Wallarah 2 project manager Kenny Barry said the samples showed why coal mining under the valleys of Dooralong, Jilliby and Yarramalong – a key water catchment area for the Central Coast – posed no threat to the water supply.
The key, he said, was the presence of aquatards in the geology. Multiple layers of them. And the depths at which the mining would occur.
“We’re starting at almost 400 metres and progressing out to the south-west to 600 metres,” he said.
“An aquatard is essentially an impermeable barrier between the surface and the coal seam,” Mr Barry said.
These impermeable layers were significant because after the mining process, water could not flow from the surface down into the mining void, he said.
Mr Barry said fracturing of the roof of a mine void was common, and well understood.
“But the protections [at Wallarah 2] are depth. It cannot fracture through to the surface. The depth is too great,” he said.
Add to that the presence of impermeable layers of rock above the deep mining area, and the mine provided multiple layers of protection, he said.
The water can’t get down there. That’s a fact. That’s coming out of the modelling.
- - Kenny Barry
“These will absolutely stop that fracturing. The water can’t get down there. That’s a fact. That’s coming out of the modelling.”

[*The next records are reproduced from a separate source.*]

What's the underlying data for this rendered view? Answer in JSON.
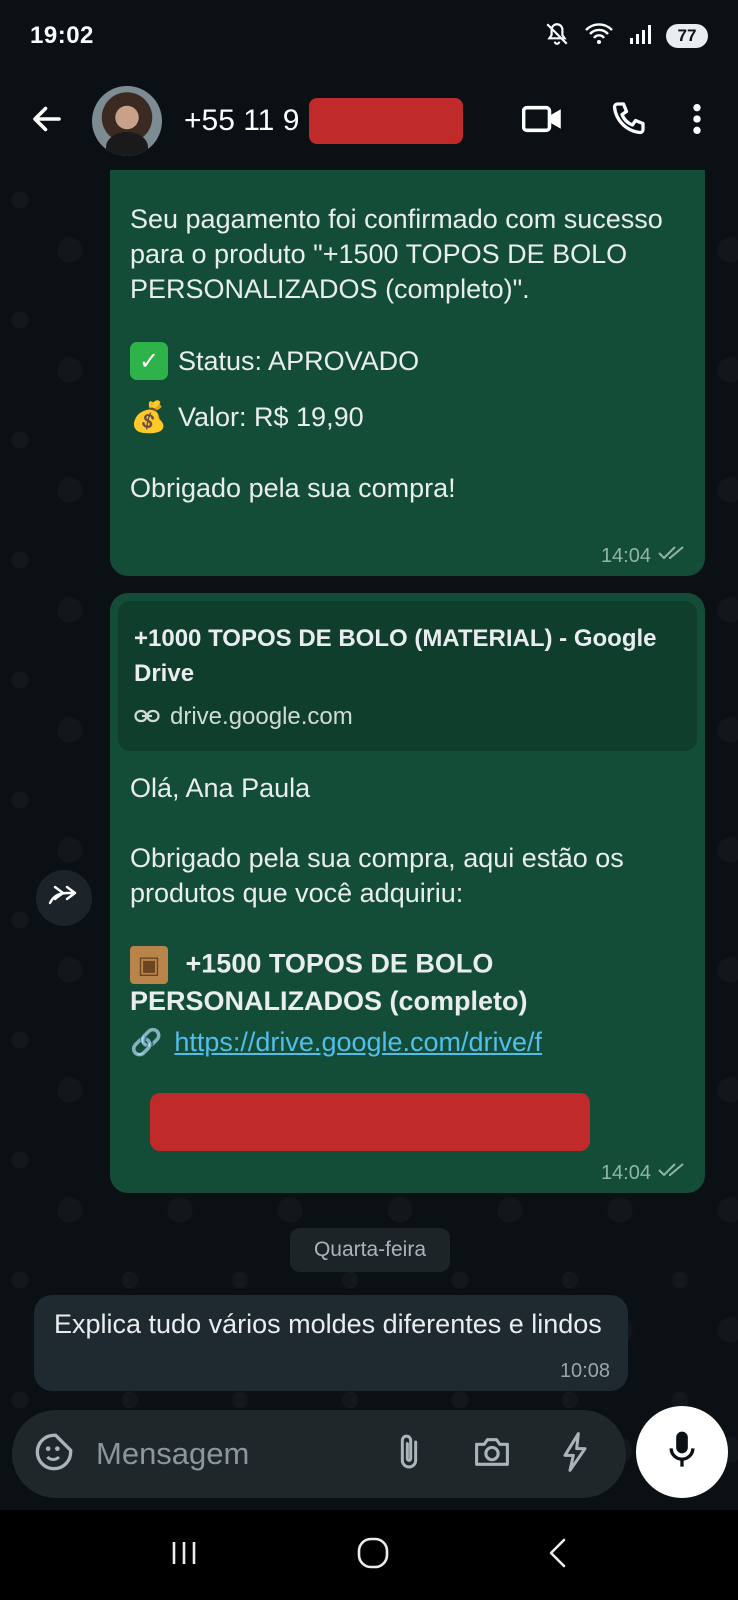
{
  "status_bar": {
    "time": "19:02",
    "battery": "77",
    "signal_label": "5"
  },
  "header": {
    "contact_name": "+55 11 9"
  },
  "messages": {
    "msg1": {
      "para1": "Seu pagamento foi confirmado com sucesso para o produto \"+1500 TOPOS DE BOLO PERSONALIZADOS (completo)\".",
      "status": "Status: APROVADO",
      "valor": "Valor: R$ 19,90",
      "thanks": "Obrigado pela sua compra!",
      "time": "14:04"
    },
    "msg2": {
      "preview_title": "+1000 TOPOS DE BOLO (MATERIAL) - Google Drive",
      "preview_domain": "drive.google.com",
      "greeting": "Olá, Ana Paula",
      "body": "Obrigado pela sua compra, aqui estão os produtos que você adquiriu:",
      "product": "+1500 TOPOS DE BOLO PERSONALIZADOS (completo)",
      "link": "https://drive.google.com/drive/f",
      "time": "14:04"
    },
    "date_chip": "Quarta-feira",
    "msg3": {
      "text": "Explica tudo vários moldes diferentes e lindos",
      "time": "10:08"
    }
  },
  "composer": {
    "placeholder": "Mensagem"
  },
  "icons": {
    "back": "arrow-left-icon",
    "video": "video-call-icon",
    "call": "phone-icon",
    "menu": "more-vert-icon",
    "check": "check-mark-emoji",
    "bag": "money-bag-emoji",
    "box": "package-emoji",
    "link": "link-emoji",
    "ticks": "double-check-icon",
    "forward": "forward-icon",
    "sticker": "sticker-icon",
    "attach": "paperclip-icon",
    "camera": "camera-icon",
    "bolt": "lightning-icon",
    "mic": "mic-icon"
  },
  "colors": {
    "outgoing": "#144d37",
    "incoming": "#1f2a30",
    "link": "#53bdeb",
    "background": "#0b1014",
    "redaction": "#c02a2a"
  }
}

Mr Barry said the area targeted by Wallarah 2 had a better geology and was far deeper than the coal mined at Mandalong, yet Mandalong “had no issues”.
He said Chain Valley and Myuna collieries were mining under Lake Macquarie.
“But the water doesn’t pour out of the lake into the mine. That’s the reality.”
- This is part of a series of articles in which Wallarah 2 project manager Kenny Barry gives his take on issues relating to the proposed coal mine.